If these attacks do not soon relent, austerity will be just the start.  

Moreover, at the same time as the administration is attempting to knock out the research foundations of the US scientific enterprise, it is also—again illegally, again incomprehensibly—attempting to dismantle the scaffolding established by forward-looking industrial policy intended to help turn that research into applied solutions.  

These are policy instruments and investments meant to ensure that the technologies, the industries, the workforces our nation will want and need to have on hand to respond to the challenges confronting us are strategically nurtured and developed. Under Musk’s and Trump’s hands, however, the green shoots of those policies—the manufacturing investments, the job training programs, the novel solutions—are withering in salted earth.  

What could be—and what gets lost 

Musk and his team of DOGE scavengers revel in spotlighting off-beat grants—nevermind the repeated falsehoods of their “efficiency” claims, nevermind the rapidly accruing expenses resulting from their lawless execution of unconstitutional actions. Moreover, these identifications are not the wins they think. 

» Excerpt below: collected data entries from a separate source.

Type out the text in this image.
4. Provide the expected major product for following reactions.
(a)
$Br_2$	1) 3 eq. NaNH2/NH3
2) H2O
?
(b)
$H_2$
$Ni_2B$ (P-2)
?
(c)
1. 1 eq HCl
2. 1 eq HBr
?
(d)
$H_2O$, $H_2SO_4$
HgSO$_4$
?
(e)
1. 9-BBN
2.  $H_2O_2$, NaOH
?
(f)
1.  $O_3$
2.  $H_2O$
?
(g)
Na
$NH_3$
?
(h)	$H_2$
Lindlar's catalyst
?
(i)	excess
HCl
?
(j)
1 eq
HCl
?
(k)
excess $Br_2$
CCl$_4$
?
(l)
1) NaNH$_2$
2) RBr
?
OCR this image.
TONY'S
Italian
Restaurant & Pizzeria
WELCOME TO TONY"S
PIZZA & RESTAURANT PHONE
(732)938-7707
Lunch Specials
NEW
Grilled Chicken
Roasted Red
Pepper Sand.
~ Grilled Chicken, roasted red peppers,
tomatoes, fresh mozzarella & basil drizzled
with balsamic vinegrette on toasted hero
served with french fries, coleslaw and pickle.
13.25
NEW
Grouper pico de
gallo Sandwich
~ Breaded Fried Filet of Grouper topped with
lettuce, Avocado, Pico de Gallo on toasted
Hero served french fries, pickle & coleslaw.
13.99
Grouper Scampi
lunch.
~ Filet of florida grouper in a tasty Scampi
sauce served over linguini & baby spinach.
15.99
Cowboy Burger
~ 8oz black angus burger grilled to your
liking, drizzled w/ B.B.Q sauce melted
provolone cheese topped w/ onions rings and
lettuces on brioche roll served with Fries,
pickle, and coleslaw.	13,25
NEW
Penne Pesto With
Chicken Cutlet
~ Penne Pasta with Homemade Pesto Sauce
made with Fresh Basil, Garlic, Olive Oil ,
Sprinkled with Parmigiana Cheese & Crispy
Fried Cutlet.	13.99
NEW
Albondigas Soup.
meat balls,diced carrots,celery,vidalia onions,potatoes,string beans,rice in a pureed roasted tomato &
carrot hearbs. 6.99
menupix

The hallmark of the US commitment to the scientific enterprise is just that: A commitment to science, and in so doing, a commitment to curiosity. It is precisely because of that fiercely held commitment to curiosity, and its attendant tolerance of funding work that could ultimately fail to deliver, that the US has cultivated the research envy of the world. These are, at their core, the conditions required to allow for pioneering, truly path-breaking discovery.   

Now, as Musk and his DOGE team hunt for the latest bad-faith headline to win the internet for the day, they lurch the country another step further, another step further, another step further to rendering the whole of the publicly-oriented scientific enterprise obsolete.  

As the endless frontier recedes, in its place looms the pitch-black darkness of pay-to-play, with a public cut off from the vast riches enabled by civil science, in civil service.